In a round 17 bloodbath defeat to Hawthorn he plugged away for 17 touches and a goal, while two weeks later he produced arguably his best performance with 18 disposals and a major in a hard-fought loss against the Magpies.

"That Collingwood game I did a few good things and you just feel confident going into that next game and you can build on that," Boekhorst said.

"For me it's just getting as many games together as possible and you kind of work out the team structures and how everyone plays.

"I was happy with my first year, but I've got a lot to learn. (I learnt) probably how intense the game is compared to WAFL and how switched on you need to be the whole time.

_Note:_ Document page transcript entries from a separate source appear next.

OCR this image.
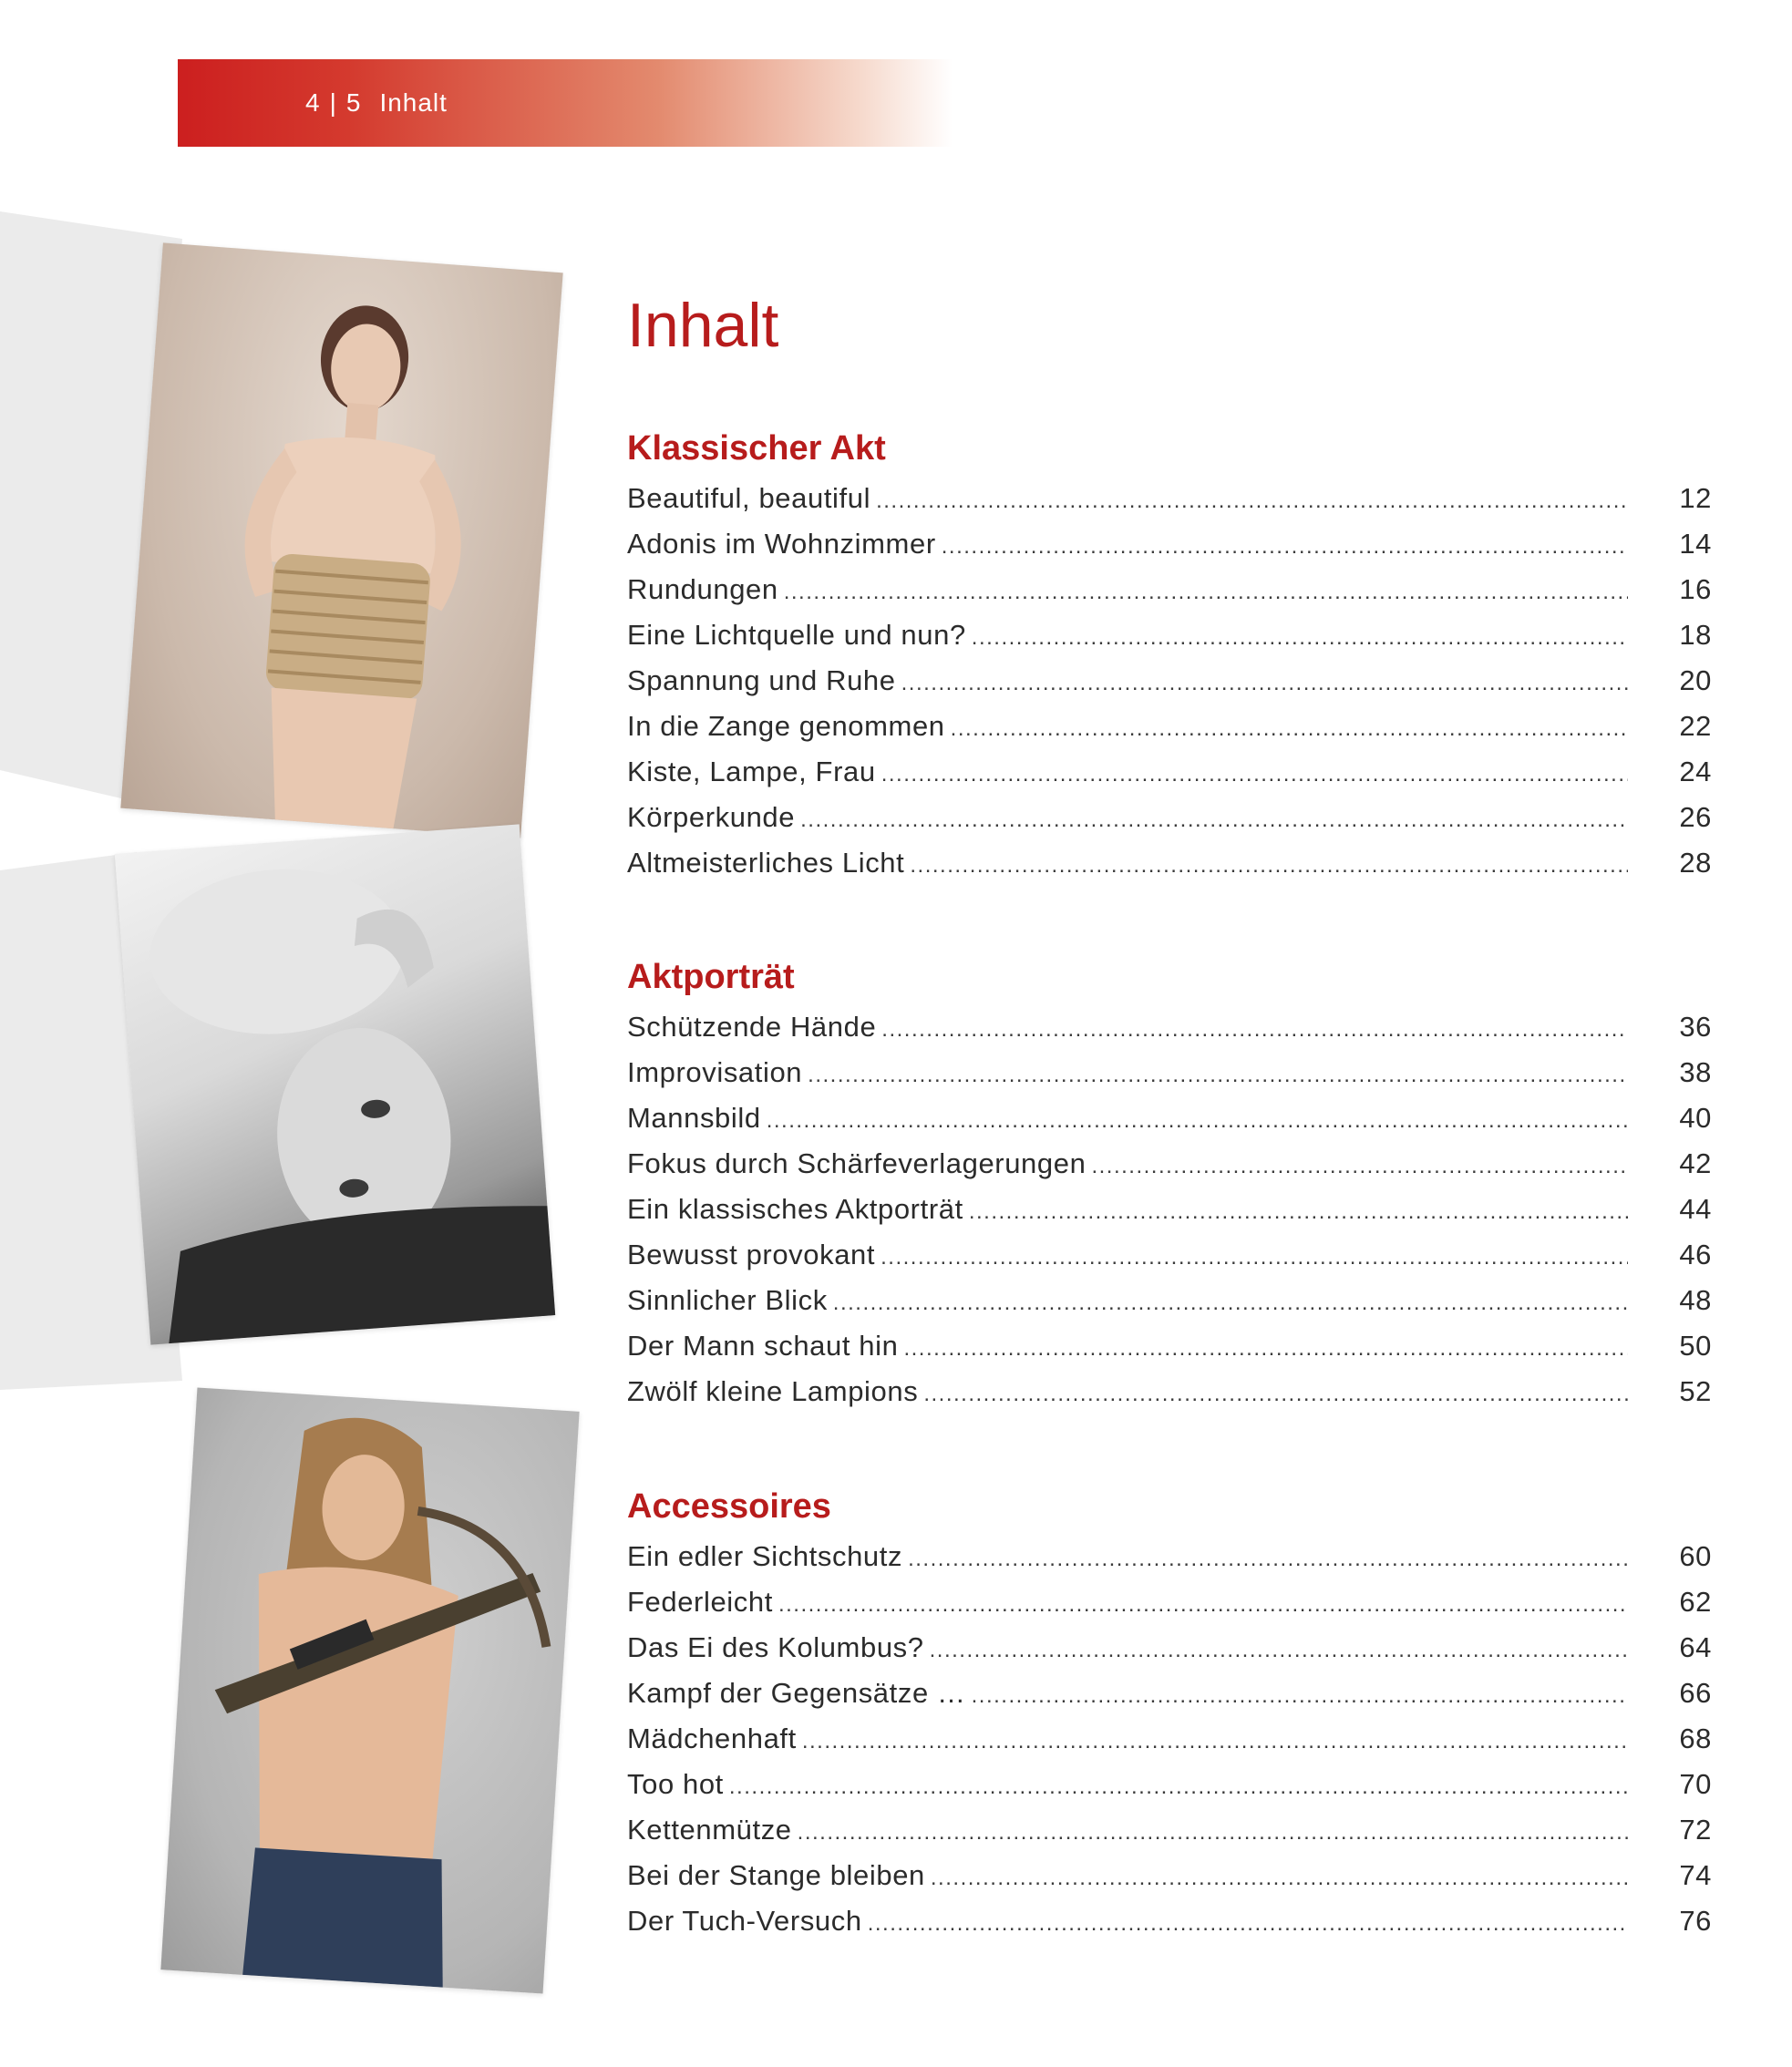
4 | 5 Inhalt
Inhalt
Klassischer Akt
Beautiful, beautiful .....	12
Adonis im Wohnzimmer .....	14
Rundungen .....	16
Eine Lichtquelle und nun? .....	18
Spannung und Ruhe .....	20
In die Zange genommen .....	22
Kiste, Lampe, Frau .....	24
Körperkunde .....	26
Altmeisterliches Licht .....	28
Aktporträt
Schützende Hände .....	36
Improvisation .....	38
Mannsbild .....	40
Fokus durch Schärfeverlagerungen .....	42
Ein klassisches Aktporträt .....	44
Bewusst provokant .....	46
Sinnlicher Blick .....	48
Der Mann schaut hin .....	50
Zwölf kleine Lampions .....	52
Accessoires
Ein edler Sichtschutz .....	60
Federleicht .....	62
Das Ei des Kolumbus? .....	64
Kampf der Gegensätze … .....	66
Mädchenhaft .....	68
Too hot .....	70
Kettenmütze .....	72
Bei der Stange bleiben .....	74
Der Tuch-Versuch .....	76
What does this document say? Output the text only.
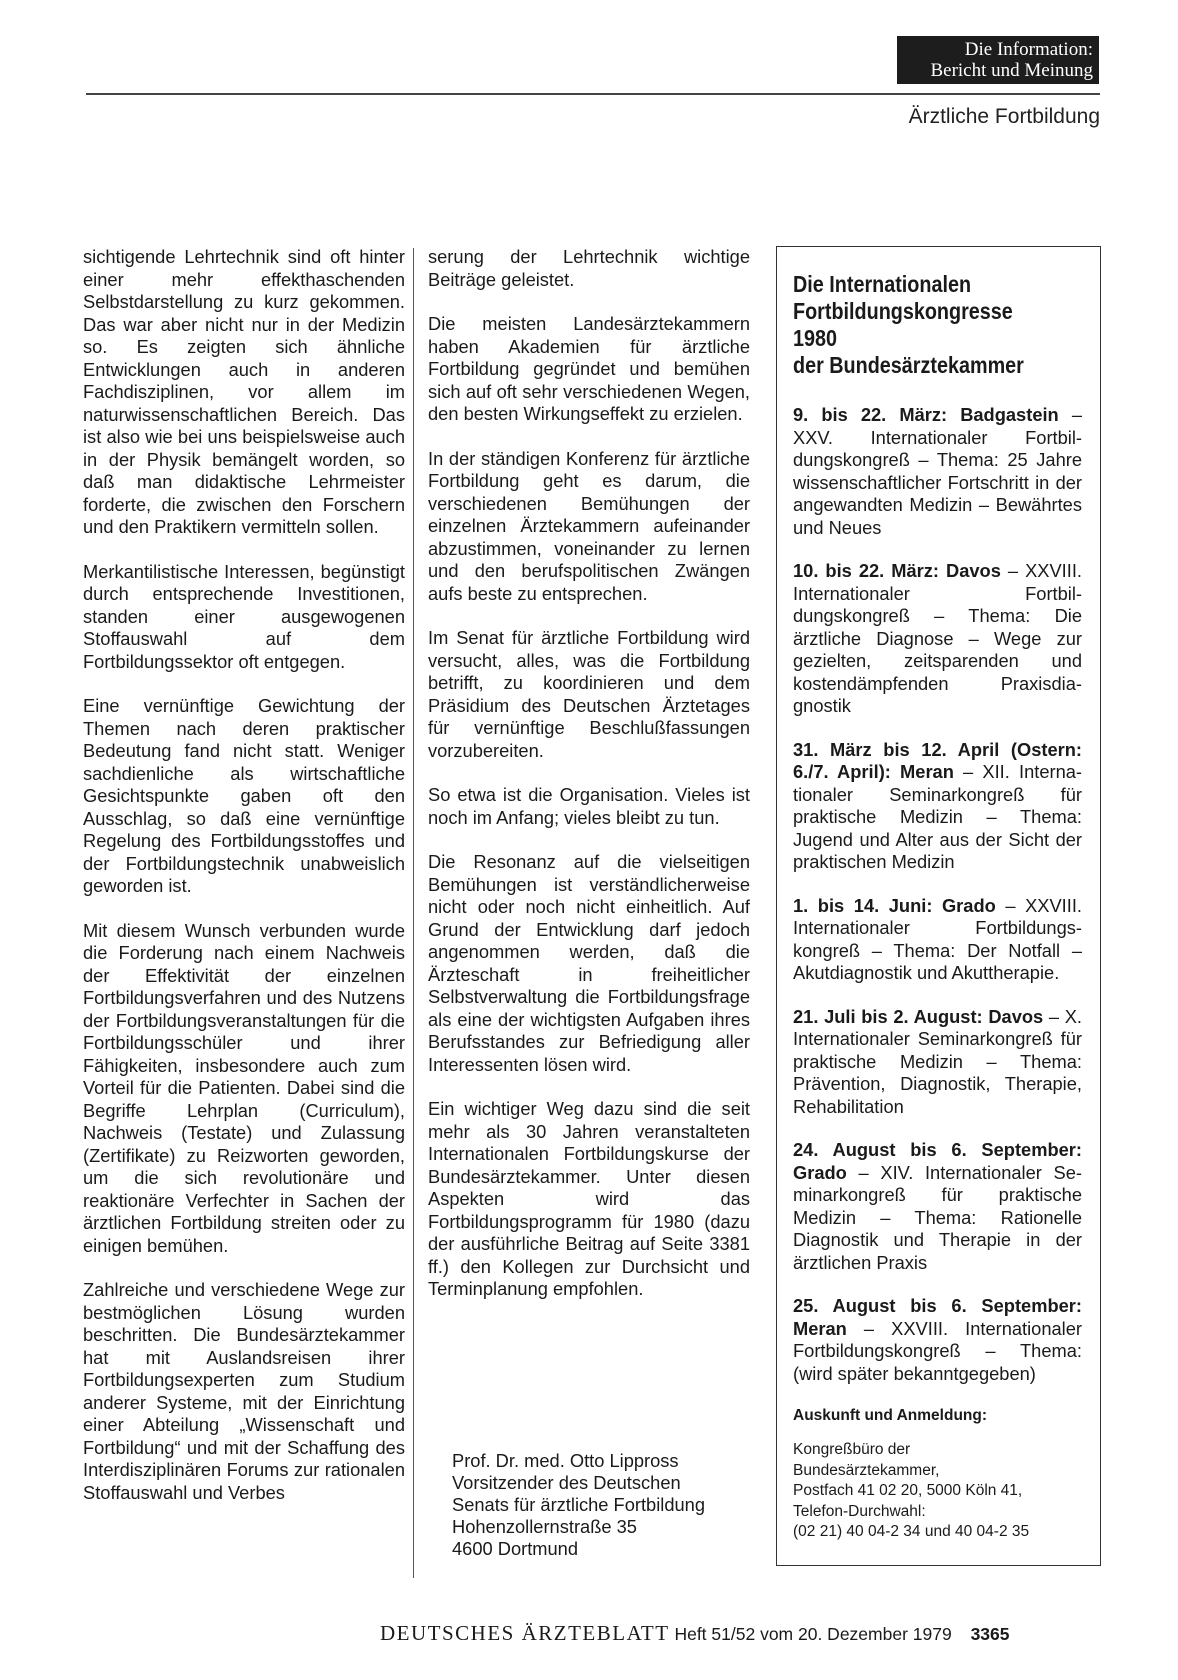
Die Information:
Bericht und Meinung
Ärztliche Fortbildung

sichtigende Lehrtechnik sind oft hinter einer mehr effekthaschenden Selbstdarstellung zu kurz gekommen. Das war aber nicht nur in der Medizin so. Es zeigten sich ähnliche Entwicklungen auch in anderen Fachdisziplinen, vor allem im naturwissenschaftlichen Bereich. Das ist also wie bei uns beispielsweise auch in der Physik bemängelt worden, so daß man didaktische Lehrmeister forderte, die zwischen den Forschern und den Praktikern vermitteln sollen.

Merkantilistische Interessen, begünstigt durch entsprechende Investitionen, standen einer ausgewogenen Stoffauswahl auf dem Fortbildungssektor oft entgegen.

Eine vernünftige Gewichtung der Themen nach deren praktischer Bedeutung fand nicht statt. Weniger sachdienliche als wirtschaftliche Gesichtspunkte gaben oft den Ausschlag, so daß eine vernünftige Regelung des Fortbildungsstoffes und der Fortbildungstechnik unabweislich geworden ist.

Mit diesem Wunsch verbunden wurde die Forderung nach einem Nachweis der Effektivität der einzelnen Fortbildungsverfahren und des Nutzens der Fortbildungsveranstaltungen für die Fortbildungsschüler und ihrer Fähigkeiten, insbesondere auch zum Vorteil für die Patienten. Dabei sind die Begriffe Lehrplan (Curriculum), Nachweis (Testate) und Zulassung (Zertifikate) zu Reizworten geworden, um die sich revolutionäre und reaktionäre Verfechter in Sachen der ärztlichen Fortbildung streiten oder zu einigen bemühen.

Zahlreiche und verschiedene Wege zur bestmöglichen Lösung wurden beschritten. Die Bundesärztekammer hat mit Auslandsreisen ihrer Fortbildungsexperten zum Studium anderer Systeme, mit der Einrichtung einer Abteilung „Wissenschaft und Fortbildung“ und mit der Schaffung des Interdisziplinären Forums zur rationalen Stoffauswahl und Verbes

serung der Lehrtechnik wichtige Beiträge geleistet.

Die meisten Landesärztekammern haben Akademien für ärztliche Fortbildung gegründet und bemühen sich auf oft sehr verschiedenen Wegen, den besten Wirkungseffekt zu erzielen.

In der ständigen Konferenz für ärztliche Fortbildung geht es darum, die verschiedenen Bemühungen der einzelnen Ärztekammern aufeinander abzustimmen, voneinander zu lernen und den berufspolitischen Zwängen aufs beste zu entsprechen.

Im Senat für ärztliche Fortbildung wird versucht, alles, was die Fortbildung betrifft, zu koordinieren und dem Präsidium des Deutschen Ärztetages für vernünftige Beschlußfassungen vorzubereiten.

So etwa ist die Organisation. Vieles ist noch im Anfang; vieles bleibt zu tun.

Die Resonanz auf die vielseitigen Bemühungen ist verständlicherweise nicht oder noch nicht einheitlich. Auf Grund der Entwicklung darf jedoch angenommen werden, daß die Ärzteschaft in freiheitlicher Selbstverwaltung die Fortbildungsfrage als eine der wichtigsten Aufgaben ihres Berufsstandes zur Befriedigung aller Interessenten lösen wird.

Ein wichtiger Weg dazu sind die seit mehr als 30 Jahren veranstalteten Internationalen Fortbildungskurse der Bundesärztekammer. Unter diesen Aspekten wird das Fortbildungsprogramm für 1980 (dazu der ausführliche Beitrag auf Seite 3381 ff.) den Kollegen zur Durchsicht und Terminplanung empfohlen.

Prof. Dr. med. Otto Lippross
Vorsitzender des Deutschen
Senats für ärztliche Fortbildung
Hohenzollernstraße 35
4600 Dortmund
Die Internationalen
Fortbildungskongresse
1980
der Bundesärztekammer

9. bis 22. März: Badgastein – XXV. Internationaler Fortbildungskongreß – Thema: 25 Jahre wissenschaftlicher Fortschritt in der angewandten Medizin – Bewährtes und Neues

10. bis 22. März: Davos – XXVIII. Internationaler Fortbildungskongreß – Thema: Die ärztliche Diagnose – Wege zur gezielten, zeitsparenden und kostendämpfenden Praxisdiagnostik

31. März bis 12. April (Ostern: 6./7. April): Meran – XII. Internationaler Seminarkongreß für praktische Medizin – Thema: Jugend und Alter aus der Sicht der praktischen Medizin

1. bis 14. Juni: Grado – XXVIII. Internationaler Fortbildungskongreß – Thema: Der Notfall – Akutdiagnostik und Akuttherapie.

21. Juli bis 2. August: Davos – X. Internationaler Seminarkongreß für praktische Medizin – Thema: Prävention, Diagnostik, Therapie, Rehabilitation

24. August bis 6. September: Grado – XIV. Internationaler Seminarkongreß für praktische Medizin – Thema: Rationelle Diagnostik und Therapie in der ärztlichen Praxis

25. August bis 6. September: Meran – XXVIII. Internationaler Fortbildungskongreß – Thema: (wird später bekanntgegeben)

Auskunft und Anmeldung:
Kongreßbüro der
Bundesärztekammer,
Postfach 41 02 20, 5000 Köln 41,
Telefon-Durchwahl:
(02 21) 40 04-2 34 und 40 04-2 35
DEUTSCHES ÄRZTEBLATT Heft 51/52 vom 20. Dezember 1979 3365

"You've always got to do something when you're not near the ball. It takes a while to get your head around."

If Boekhorst's head was spinning in his first season, he could be feeling downright dizzy by new coach Brendon Bolton's intensified learning environment.

No longer can players sit back and zone out in meetings. Instead, they are put on the spot by coaches firing questions, there to lend a hand for teammates groping for answers and sometimes sent from training with homework.

"There are some (curly questions) in there," Boekhorst said.

"Because there's so many different structures now you're thinking about so much else and you get sprung (in a meeting) and you're like 'I don't really know the answer'.

"So you ask someone next to you and they help you out. It's good, everyone's supportive, so it's enjoyable. It's what an elite program should be like.

"There's a lot of learning, a lot of taking stuff home, going over the gameplan and talking to coaches.

"For me individually, I'll go see a coach and he'll give me a bit of vision to watch and I'll try to figure out what he means."

Blaine Boekhorst working hard at training. Picture: AFL Media

Part of Boekhorst's learning has been to pick apart star Hawthorn wingman Isaac Smith's hard-running game with handy advice from Bolton – a respected assistant to Alastair Clarkson during the Hawks' premiership three-peat.

The speedy Blue concedes his endurance is not at the same level as Smith's remarkable aerobic ability, but he's improving and double hip surgery at the end of last season has freed-up his range of movement.

"It just comes down to working with the coaches on running patterns and smart running instead of wasted running," Boekhorst said.

"(Smith's) one of the elite wingers in the comp, so especially with Bolts here now I've just been talking with him. He says that if you can work hard and you're running like he can, you can go to the next level.

"So for me it's getting to that level and then trying to work out what best suits me and what my strengths are."

Carlton's first NAB Challenge match, against Hawthorn in Launceston, is less than a month away and Boekhorst already has one eye on a berth in the season-opener against Richmond on March 24.

However, he's taking nothing for granted with 15 new faces at the club all eager to impress and old stagers keen to prove themselves to the new hierarchy.

"Everyone's trying to put their best foot forward," Boekhorst said.

"Last year we always got questioned on our effort and intensity, so this year we'll focus a bit on that and how our mindset is.

"We'll be different. You'll see a lot more effort and intensity, so hopefully that can help us win more games."